Themes and design: Wix offers more themes than Shopify. Although not all of Wix’s themes are dedicated to e-commerce, Wix has a much more modern and professional aesthetic in comparison to some of Shopify’s themes. They’re also highly customizable and very easy to edit.
Payment processing: Not only is the rate for Wix Payments (2.9% plus 30 cents per transaction) pretty standard in the industry, but it’s also a huge benefit that Wix does not charge an additional fee for using a third-party payment processor. Therefore, if you can find cheaper rates with another provider (or already have a merchant service provider), you can use that service without facing extra costs from Wix.
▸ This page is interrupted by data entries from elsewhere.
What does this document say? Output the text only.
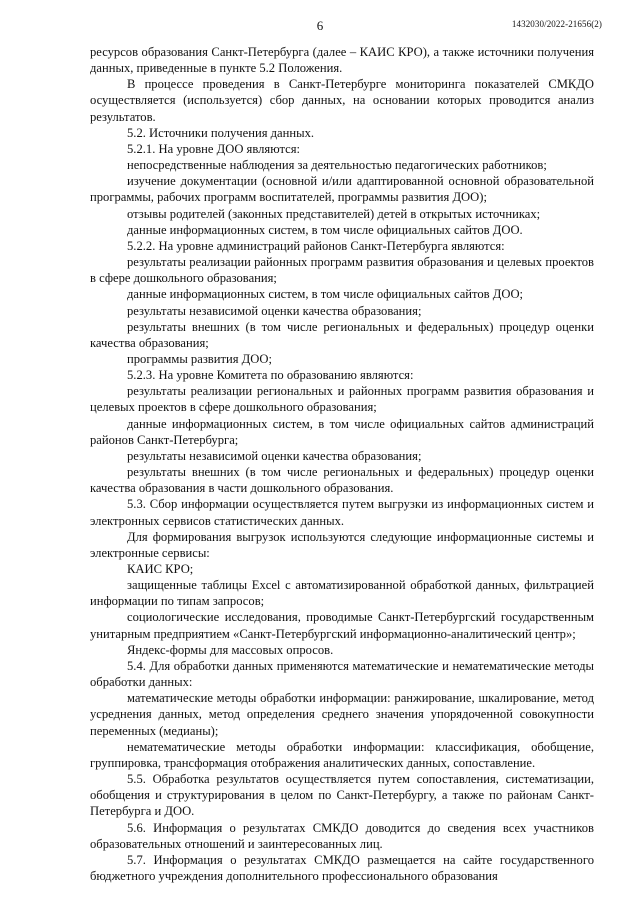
6	1432030/2022-21656(2)

ресурсов образования Санкт-Петербурга (далее – КАИС КРО), а также источники получения данных, приведенные в пункте 5.2 Положения.

В процессе проведения в Санкт-Петербурге мониторинга показателей СМКДО осуществляется (используется) сбор данных, на основании которых проводится анализ результатов.

5.2. Источники получения данных.

5.2.1. На уровне ДОО являются:

непосредственные наблюдения за деятельностью педагогических работников;

изучение документации (основной и/или адаптированной основной образовательной программы, рабочих программ воспитателей, программы развития ДОО);

отзывы родителей (законных представителей) детей в открытых источниках;

данные информационных систем, в том числе официальных сайтов ДОО.

5.2.2. На уровне администраций районов Санкт-Петербурга являются:

результаты реализации районных программ развития образования и целевых проектов в сфере дошкольного образования;

данные информационных систем, в том числе официальных сайтов ДОО;

результаты независимой оценки качества образования;

результаты внешних (в том числе региональных и федеральных) процедур оценки качества образования;

программы развития ДОО;

5.2.3. На уровне Комитета по образованию являются:

результаты реализации региональных и районных программ развития образования и целевых проектов в сфере дошкольного образования;

данные информационных систем, в том числе официальных сайтов администраций районов Санкт-Петербурга;

результаты независимой оценки качества образования;

результаты внешних (в том числе региональных и федеральных) процедур оценки качества образования в части дошкольного образования.

5.3. Сбор информации осуществляется путем выгрузки из информационных систем и электронных сервисов статистических данных.

Для формирования выгрузок используются следующие информационные системы и электронные сервисы:

КАИС КРО;

защищенные таблицы Excel с автоматизированной обработкой данных, фильтрацией информации по типам запросов;

социологические исследования, проводимые Санкт-Петербургский государственным унитарным предприятием «Санкт-Петербургский информационно-аналитический центр»;

Яндекс-формы для массовых опросов.

5.4. Для обработки данных применяются математические и нематематические методы обработки данных:

математические методы обработки информации: ранжирование, шкалирование, метод усреднения данных, метод определения среднего значения упорядоченной совокупности переменных (медианы);

нематематические методы обработки информации: классификация, обобщение, группировка, трансформация отображения аналитических данных, сопоставление.

5.5. Обработка результатов осуществляется путем сопоставления, систематизации, обобщения и структурирования в целом по Санкт-Петербургу, а также по районам Санкт-Петербурга и ДОО.

5.6. Информация о результатах СМКДО доводится до сведения всех участников образовательных отношений и заинтересованных лиц.

5.7. Информация о результатах СМКДО размещается на сайте государственного бюджетного учреждения дополнительного профессионального образования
Wix is really ideal for those who just need a website, but if you are going to dabble in e-commerce, Wix can provide you with a suitable option for a low-volume of sales. Higher volume merchants will get more bang for their buck with a platform dedicated to e-commerce.
Where Shopify is better
E-commerce-focused features: Shopify is better equipped to handle a vast variety of e-commerce needs, including a higher volume of sales. Although its plans are more expensive, each plan includes additional advanced e-commerce tools — particularly with regards to shipping, reports and user accounts.
Discounted payment processing rates: Although Shopify charges a fee for using third-party processors, if you opt to use Shopify Payments, you can access discounted processing rates with the higher-level plans.
Integration options: Overall, the Shopify marketplace has more third-party app options in comparison to Wix. Shopify can integrate with the full range of software solutions across numerous categories. Although Wix does offer a decent app marketplace, it simply isn’t comparable to Shopify’s — plus, not all the apps are specific to e-commerce.
Customer support: Although Wix offers 24/7 phone support for its U.S. customers, reviewers often complain that it’s difficult and time-consuming to reach customer service representatives. Conversely, Shopify provides 24/7 support in three different ways — phone, live chat and email.
Scalability: Ultimately, Shopify is better suited for promoting the growth of your business. Wix constrains you in certain ways — like by placing storage limits on your website and making you pay extra for your business domain name after the first year. With Shopify, on the other hand, you receive incentives for opting for higher-priced plans — meaning you can benefit from continuing to use Shopify as your business grows.
Shopify is a solution that can truly work for any business situation — even the merchant who is thinking about turning their Wix website into a WixStore. You’ll have to pay a bit more than you would with Wix, but what you get with that extra money is more than worth it.